Mots-clés : prévalence, estimation, cancer du sein, cancer colorectal.

Illustrations

ARTICLE

La mesure de la fréquence d'une maladie peut faire appel à plusieurs indicateurs dont le choix dépend de l'objectif que l'on se fixe. En général, c'est l'incidence qui est utilisée pour les études étiologiques. En effet, cet indicateur est dans ce cas plus pertinent que la mortalité. Celle-ci fournit, en effet, une estimation biaisée de la fréquence du cancer, tous les patients ne décédant pas nécessairement de leur maladie. De plus, l'événement causal est moins éloigné dans le temps avec l'incidence qu'avec la mortalité et devient donc plus facile à analyser. La mortalité est en revanche pertinente pour l'évaluation, in fine, de l'effet des actions de prévention et de l'efficacité des thérapeutiques. Enfin, dans le cadre d'une politique d'évaluation des besoins en matière de traitement et de suivi (moyens médicaux), il est nécessaire de connaître le nombre de personnes porteuses de la maladie et consommatrices de soins ; pour une maladie telle que le cancer, de létalité élevée, une première approximation consiste à évaluer le nombre de personnes de la population qui ont eu la maladie et qui sont encore en vie. Cette sous-population inclut des cas considérés comme guéris et qui ont peu recours au système de soins. Elle constitue néanmoins un groupe de sujets dont il est utile de quantifier l'importance et qui peut être analysé plus finement site par site à partir d'informations sur les conditions de survie obtenues par des études ad hoc. Ainsi, dans cet article nous appellerons prévalence de la maladie, à une date et dans une population données, la proportion de personnes de cette population ayant eu cette maladie et survivantes à cette date. Cette prévalence, que nous appellerons prévalence totale, correspond à l'idée qu'une personne atteinte de cancer reste malade jusqu'à son décès, quelle qu'en soit la cause. Nous définirons également dans ce travail la prévalence réelle comme étant la proportion de personnes atteintes de cancer et nécessitant des soins. Concrètement, cette prévalence sera approchée par la prévalence partielle à x années ; elle correspond à la proportion des patients ayant eu un diagnostic de cancer dans les x années précédant la date d'estimation, la pertinence du choix de x étant fonction de la localisation.

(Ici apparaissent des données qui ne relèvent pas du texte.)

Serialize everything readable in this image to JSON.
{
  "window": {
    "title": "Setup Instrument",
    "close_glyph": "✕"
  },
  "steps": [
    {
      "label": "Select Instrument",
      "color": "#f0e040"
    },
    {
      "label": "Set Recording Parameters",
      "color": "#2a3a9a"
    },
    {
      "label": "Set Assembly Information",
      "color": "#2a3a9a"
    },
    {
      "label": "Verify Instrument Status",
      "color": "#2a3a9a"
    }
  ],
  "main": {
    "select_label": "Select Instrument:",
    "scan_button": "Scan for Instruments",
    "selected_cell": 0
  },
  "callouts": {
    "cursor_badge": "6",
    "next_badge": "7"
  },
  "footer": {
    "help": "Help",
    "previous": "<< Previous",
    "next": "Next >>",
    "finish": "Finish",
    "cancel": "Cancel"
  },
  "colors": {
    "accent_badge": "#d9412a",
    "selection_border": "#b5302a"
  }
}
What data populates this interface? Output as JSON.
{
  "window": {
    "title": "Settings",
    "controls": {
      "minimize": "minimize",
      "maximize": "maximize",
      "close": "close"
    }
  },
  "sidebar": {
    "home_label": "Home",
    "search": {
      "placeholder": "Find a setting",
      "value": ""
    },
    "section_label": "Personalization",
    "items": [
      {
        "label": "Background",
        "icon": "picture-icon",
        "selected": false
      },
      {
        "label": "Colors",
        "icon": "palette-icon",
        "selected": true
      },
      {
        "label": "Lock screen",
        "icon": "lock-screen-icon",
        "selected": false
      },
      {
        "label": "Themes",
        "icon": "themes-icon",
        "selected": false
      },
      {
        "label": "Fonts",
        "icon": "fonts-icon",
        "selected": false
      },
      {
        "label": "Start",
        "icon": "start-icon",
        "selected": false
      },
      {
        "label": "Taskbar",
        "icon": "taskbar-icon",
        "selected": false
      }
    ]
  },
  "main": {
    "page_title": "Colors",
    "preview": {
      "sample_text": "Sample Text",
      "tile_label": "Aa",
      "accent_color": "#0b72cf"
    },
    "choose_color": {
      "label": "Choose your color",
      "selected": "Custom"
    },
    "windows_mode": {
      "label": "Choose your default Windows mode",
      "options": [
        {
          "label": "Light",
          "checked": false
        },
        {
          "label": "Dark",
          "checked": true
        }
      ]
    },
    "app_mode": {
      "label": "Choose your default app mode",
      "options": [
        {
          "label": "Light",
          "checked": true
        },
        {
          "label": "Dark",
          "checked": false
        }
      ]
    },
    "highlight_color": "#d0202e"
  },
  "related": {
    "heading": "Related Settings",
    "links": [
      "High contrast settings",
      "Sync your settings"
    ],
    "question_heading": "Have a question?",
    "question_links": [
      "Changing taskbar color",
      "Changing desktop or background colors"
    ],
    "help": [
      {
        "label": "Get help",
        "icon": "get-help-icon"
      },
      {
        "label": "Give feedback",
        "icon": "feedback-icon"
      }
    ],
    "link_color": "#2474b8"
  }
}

La disponibilité des informations permettant l'évaluation de chacun de ces 3 indicateurs ­ incidence, mortalité et prévalence ­ dépend en grande partie de la maladie étudiée. Dans le cas d'une maladie chronique comme le cancer, l'incidence est mesurée à partir du recueil exhaustif des nouveaux cas de maladie réalisé par les registres du cancer dont le nombre dépasse les 150 à travers le monde (Parkin et al., 1992). L'énumération des patients (vivants) atteints ou ayant été atteints de cancer suppose, d'une part, une période d'enregistrement suffisamment longue pour avoir connaissance des cas dont le diagnostic est ancien, d'autre part, un suivi individuel exhaustif de ces cas afin de pouvoir notifier le décès ; ces conditions ne sont réunies que dans un nombre réduit de registres. Dans le cas contraire, la prévalence doit être estimée, la publication du nombre de cas prévalents en routine par les registres étant rare et se limitant essentiellement aux pays d'Europe du Nord. Les données de prévalence énumérée publiées à ce jour sont en effet celles des registres du cancer de Suède (Adami et al., 1989 ; Tulinius et al., 1992), d'Eindhoven (Pays-Bas) (Coebergh et Van der Heijden, 1991), du Danemark (Storm et al., 1992 ; Tulinius et al., 1992), de l'Islande (Tulinius et al., 1992), de la Norvège (Tulinius et al., 1992), de la Finlande (Tulinius et al., 1992) et de la Tamise (Angleterre) (Thames Cancer Registry, 1992). Aux États-Unis, une étude ponctuelle a permis de mesurer la prévalence du cancer en 1982 dans le Connecticut (Feldman et al., 1986). Une estimation de la prévalence partielle, prenant en compte un délai depuis le diagnostic de 10 ans au plus, a été réalisée au Canada pour certaines localisations du cancer (Hill et al., 1989). Une estimation de la prévalence totale a également été effectuée en Italie pour l'année 1985 (Zanetti et Crosignani, 1992).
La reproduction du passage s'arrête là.